K On entry, K specifies the number of superdiagonals of the matrix A; K must satisfy 0 .le. K; unchanged on exit.
ALPHA On entry, ALPHA specifies the scalar alpha; unchanged on exit.
A An array of dimension ( LDA, N ). On entry with UPLO = 'U' or 'u', the leading ( K + 1 ) by N part of the array A must contain the upper triangular band part of the Hermitian matrix, supplied column by column, with the leading diagonal of the matrix in row ( K + 1 ) of the array, the first superdiagonal starting at position 2 in row K, and so on. The top left K by K triangle of the array A is not referenced. The following program segment transfers the upper triangular part of a Hermitian band matrix from conventional full matrix storage to band storage:
DO 20, J = 1, N
    M = K + 1 - J
    DO 10, I = MAX( 1, J - K ), J
         A( M + I, J ) = matrix( I, J )
10 CONTINUE
20 CONTINUE
Note: On entry with UPLO = 'L' or 'l', the leading ( K + 1 ) by N part of the array A must contain the lower triangular band part of the Hermitian matrix, supplied column by column, with the leading diagonal of the matrix in row 1 of the array, the first subdiagonal starting at position 1 in row 2, and so on. The bottom right K by K triangle of the array A is not referenced. The following program segment transfers the lower triangular part of a Hermitian band matrix from conventional full matrix storage to band storage:
DO 20, J = 1, N
   M = 1 - J
   DO 10, I = J, MIN( N, J + K )
         A( M + I, J ) = matrix( I, J )
10 CONTINUE
20 CONTINUE

The imaginary parts of the diagonal elements need not be set and are assumed to be 0. Unchanged on exit.

LDA On entry, LDA specifies the first dimension of A as declared in the calling (sub) program; LDA must be at least ( K + 1 ); unchanged on exit.
X A vector of dimension at least (1 + (N-1) * abs( INCX ) ); on entry, the incremented array X must contain the vector x; unchanged on exit.
INCX On entry, INCX specifies the increment for the elements of X; INCX must not be 0 unchanged on exit.

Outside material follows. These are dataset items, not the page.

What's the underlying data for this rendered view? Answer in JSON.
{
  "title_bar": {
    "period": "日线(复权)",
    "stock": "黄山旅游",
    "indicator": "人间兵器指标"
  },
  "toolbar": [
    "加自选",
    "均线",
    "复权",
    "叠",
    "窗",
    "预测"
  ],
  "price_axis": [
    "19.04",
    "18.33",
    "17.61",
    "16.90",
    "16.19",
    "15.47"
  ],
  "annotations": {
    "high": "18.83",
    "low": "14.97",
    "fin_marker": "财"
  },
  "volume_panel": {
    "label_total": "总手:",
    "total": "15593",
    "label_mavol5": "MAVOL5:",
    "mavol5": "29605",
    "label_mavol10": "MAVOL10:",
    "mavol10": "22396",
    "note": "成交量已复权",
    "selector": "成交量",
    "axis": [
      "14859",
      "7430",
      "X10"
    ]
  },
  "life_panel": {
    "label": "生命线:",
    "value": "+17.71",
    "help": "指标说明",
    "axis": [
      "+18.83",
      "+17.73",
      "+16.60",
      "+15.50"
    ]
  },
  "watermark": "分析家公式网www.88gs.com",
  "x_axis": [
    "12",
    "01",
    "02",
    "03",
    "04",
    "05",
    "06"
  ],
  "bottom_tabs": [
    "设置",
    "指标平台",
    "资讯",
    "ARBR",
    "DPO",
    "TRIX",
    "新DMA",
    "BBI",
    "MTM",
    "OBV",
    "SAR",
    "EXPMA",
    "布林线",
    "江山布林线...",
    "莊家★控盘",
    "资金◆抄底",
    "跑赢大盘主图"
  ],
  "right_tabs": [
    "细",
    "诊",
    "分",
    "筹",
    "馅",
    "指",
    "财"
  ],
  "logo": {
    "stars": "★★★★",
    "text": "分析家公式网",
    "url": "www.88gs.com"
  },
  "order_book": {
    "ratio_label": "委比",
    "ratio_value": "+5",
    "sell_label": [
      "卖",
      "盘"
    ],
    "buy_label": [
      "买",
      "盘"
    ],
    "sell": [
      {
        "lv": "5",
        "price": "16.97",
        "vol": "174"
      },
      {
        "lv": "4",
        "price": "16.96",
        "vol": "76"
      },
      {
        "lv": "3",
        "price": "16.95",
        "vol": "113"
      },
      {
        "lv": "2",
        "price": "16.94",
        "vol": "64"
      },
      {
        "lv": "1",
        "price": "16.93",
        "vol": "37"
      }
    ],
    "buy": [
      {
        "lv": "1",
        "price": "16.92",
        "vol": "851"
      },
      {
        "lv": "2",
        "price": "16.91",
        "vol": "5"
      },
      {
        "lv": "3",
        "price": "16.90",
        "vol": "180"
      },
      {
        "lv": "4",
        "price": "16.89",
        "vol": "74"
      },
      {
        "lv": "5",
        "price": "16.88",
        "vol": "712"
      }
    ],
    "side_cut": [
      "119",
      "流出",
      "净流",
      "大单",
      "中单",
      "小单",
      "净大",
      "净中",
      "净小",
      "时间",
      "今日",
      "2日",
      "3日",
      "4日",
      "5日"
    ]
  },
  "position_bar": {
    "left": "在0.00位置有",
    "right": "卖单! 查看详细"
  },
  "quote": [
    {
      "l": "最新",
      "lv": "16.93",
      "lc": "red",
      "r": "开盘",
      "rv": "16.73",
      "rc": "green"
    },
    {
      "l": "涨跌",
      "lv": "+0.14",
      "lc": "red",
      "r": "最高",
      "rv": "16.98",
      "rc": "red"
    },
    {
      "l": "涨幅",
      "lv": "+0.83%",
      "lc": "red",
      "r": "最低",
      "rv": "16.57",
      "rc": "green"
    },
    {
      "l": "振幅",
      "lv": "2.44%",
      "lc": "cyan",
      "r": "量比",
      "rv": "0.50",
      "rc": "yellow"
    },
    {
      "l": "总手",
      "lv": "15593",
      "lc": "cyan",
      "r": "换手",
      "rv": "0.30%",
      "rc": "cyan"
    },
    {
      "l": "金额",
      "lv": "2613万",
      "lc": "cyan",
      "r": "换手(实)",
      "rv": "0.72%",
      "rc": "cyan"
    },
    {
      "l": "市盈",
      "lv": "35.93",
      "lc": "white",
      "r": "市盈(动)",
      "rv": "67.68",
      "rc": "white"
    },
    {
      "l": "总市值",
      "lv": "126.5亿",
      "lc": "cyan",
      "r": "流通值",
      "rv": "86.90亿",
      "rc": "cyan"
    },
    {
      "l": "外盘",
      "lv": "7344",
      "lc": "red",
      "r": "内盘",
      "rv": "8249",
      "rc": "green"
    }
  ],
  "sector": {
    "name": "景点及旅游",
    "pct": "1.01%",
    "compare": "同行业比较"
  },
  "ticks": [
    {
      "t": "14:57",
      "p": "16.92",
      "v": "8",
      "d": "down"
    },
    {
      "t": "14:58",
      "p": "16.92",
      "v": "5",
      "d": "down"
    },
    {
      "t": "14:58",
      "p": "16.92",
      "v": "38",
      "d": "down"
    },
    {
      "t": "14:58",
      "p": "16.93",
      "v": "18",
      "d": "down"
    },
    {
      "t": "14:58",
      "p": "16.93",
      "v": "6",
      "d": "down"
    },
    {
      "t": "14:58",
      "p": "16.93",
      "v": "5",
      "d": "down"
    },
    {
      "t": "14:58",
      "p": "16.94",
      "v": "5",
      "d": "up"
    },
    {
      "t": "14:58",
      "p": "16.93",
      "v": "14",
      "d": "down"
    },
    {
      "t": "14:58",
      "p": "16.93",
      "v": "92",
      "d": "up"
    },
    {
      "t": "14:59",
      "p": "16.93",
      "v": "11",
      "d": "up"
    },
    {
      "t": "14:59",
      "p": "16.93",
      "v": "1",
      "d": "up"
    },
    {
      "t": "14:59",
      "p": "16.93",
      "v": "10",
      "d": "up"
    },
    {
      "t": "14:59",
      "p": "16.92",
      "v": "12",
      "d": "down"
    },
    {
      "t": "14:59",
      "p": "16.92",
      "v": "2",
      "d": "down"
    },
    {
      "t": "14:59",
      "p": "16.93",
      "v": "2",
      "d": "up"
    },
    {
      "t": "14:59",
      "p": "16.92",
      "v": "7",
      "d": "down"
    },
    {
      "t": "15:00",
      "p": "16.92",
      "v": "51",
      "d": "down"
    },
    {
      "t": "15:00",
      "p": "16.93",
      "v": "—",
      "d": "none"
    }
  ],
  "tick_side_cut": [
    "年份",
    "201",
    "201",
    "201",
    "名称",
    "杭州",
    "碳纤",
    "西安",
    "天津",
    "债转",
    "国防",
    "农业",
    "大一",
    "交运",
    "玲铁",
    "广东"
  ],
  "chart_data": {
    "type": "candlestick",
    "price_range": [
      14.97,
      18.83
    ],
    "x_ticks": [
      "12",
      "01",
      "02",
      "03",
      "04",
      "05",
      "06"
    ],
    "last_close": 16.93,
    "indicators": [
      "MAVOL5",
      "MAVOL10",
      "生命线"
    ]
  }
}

BETA On entry, BETA specifies the scalar beta unchanged on exit.
Y A vector of dimension at least (1 + (N-1) * abs( INCY ) ); on entry, the incremented array Y must contain the vector y; on exit, Y is overwritten by the updated vector y.
INCY On entry, INCY specifies the increment for the elements of Y; INCY must not be 0; unchanged on exit.